Watson started as a freshman at Gainesville High and led his team to a 10-2 record. When he attended a football camp at Clemson that summer, Watson had already reached his full 6' 2" height, and his arm and his mind were developed beyond his years. Chad Morris, Clemson's offensive coordinator at the time, was so taken that he made it his mission to ensure the young QB wore a paw on his helmet in college.
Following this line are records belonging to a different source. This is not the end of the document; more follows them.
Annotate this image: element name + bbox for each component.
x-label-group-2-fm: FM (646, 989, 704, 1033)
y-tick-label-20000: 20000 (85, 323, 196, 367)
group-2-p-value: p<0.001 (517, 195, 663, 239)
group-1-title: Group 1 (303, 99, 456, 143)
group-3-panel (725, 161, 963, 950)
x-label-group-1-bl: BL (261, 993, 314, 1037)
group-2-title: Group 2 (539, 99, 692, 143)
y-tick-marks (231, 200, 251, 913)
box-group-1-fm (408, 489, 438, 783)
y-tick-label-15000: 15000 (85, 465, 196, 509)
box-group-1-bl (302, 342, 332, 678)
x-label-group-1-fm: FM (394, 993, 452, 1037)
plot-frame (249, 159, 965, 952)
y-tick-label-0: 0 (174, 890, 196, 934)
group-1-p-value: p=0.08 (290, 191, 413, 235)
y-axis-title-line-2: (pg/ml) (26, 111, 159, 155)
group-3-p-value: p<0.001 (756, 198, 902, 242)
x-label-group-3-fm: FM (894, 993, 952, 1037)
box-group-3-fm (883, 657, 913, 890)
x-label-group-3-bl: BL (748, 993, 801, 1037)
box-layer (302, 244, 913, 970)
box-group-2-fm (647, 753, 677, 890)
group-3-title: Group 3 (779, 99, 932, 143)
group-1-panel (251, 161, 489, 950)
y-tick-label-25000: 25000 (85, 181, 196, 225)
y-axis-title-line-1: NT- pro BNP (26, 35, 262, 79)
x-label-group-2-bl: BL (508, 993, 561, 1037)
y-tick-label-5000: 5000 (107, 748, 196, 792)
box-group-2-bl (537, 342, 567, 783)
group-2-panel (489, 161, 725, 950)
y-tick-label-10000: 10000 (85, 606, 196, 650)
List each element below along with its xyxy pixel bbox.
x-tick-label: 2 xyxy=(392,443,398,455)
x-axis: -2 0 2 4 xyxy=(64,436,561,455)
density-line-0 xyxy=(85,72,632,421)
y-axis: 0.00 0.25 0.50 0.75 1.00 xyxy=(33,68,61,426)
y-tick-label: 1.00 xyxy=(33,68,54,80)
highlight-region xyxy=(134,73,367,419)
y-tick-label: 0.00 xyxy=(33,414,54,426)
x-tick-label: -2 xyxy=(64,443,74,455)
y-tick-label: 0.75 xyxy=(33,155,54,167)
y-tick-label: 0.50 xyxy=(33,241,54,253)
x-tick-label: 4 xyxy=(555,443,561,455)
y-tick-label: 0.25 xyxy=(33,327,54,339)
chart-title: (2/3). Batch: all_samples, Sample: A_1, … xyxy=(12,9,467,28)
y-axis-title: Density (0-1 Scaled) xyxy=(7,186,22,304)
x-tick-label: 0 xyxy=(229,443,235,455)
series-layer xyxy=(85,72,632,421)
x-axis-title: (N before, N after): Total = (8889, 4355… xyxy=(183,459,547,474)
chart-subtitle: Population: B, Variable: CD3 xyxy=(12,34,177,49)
As a kid, Watson  had loved Urban Meyer's Florida teams__he wanted to go "from Gainsville to Gainsville," he says__but the time Clemson began recruiting Watson, Meyer had resigned at Florida and wouldn't take the Ohio State job for another six months.


#  5  > Besides, Watson's mother, Deann, loved Morris and Tigers coach Dabo Swinney. Though Watson was in the recruiting class of 2014, he committed to Clemson on National Signing Day 12. "Sometimes when you get started with a recruit so early, you can become the old girlfriend when the new school start calling," says Scott, who was then Clemson's receivers coach and recruiting coordinator. But Watson never wavered, which reinforced the staff's belief they had landed a special player.

THAT FEELING deepened during spring practice in 2014. "Typically a five-star freshman comes in, and it doesn't go as easy as he or everybody else thinks it's going to go," Scott says. "The thing that stood out with Deshaun was the game was really slow for him." After cameos against Georgia and South Carolina State, Watson replaced starter Cole Stoudt with his team trailing 3-0 at Florida State. He completed 19 of 28 throws for 266 yards while running for another 36 yards and a score to nearly pull off the upset. "It felt like a movie," Watson says of the 23-17 loss. "Everything was in slow motion." Swinney made Watson the starter the next week, and the freshman responded with a school-record six touchdown passes in a 50-35 win over North Carolina. He followed that by throwing two TDs and running for two more in a 41-0 rout of N.C. State. Says Wolfpack coach Dave Doeren, "He demolished us."

#  6  > But Watson broke a bone in his right hand the next week, against Louisville. And when he returned after three-games absence to face Georgia Tech, he promptly sprained the LCL in his left knee, departing the 28-6 loss in the first quarter. Back at practice five days later, Watson tore his ACL. It turned out he'd had untreated ligament damage dating to high school. By then only one game remained, against South Carolina. Team doctors said Watson wouldn't do further damage if he wore a brace, so with a chance to live out the scene he imagined months earlier, he chose to play. "I wanted to finish strong," says Watson, who completed 14 of 19 passes for 269 yards and two touchdowns in a 35-17 win, Clemson's first against the Gamecocks since 2008. 

#  7  > After Watson had surgery, he spent the next nine months ressuring everyone that he was not as fragile as his freshman year suggested. Still, Clemson coaches want Watson to drive the car, not be the car. "We tell Deshaun he's got a talented cast around him," Scott says. "He doesn't have to make every play." But Watson can do that, and he knows it. So when the Tigers need heroics, Watson will be ready to make those plays.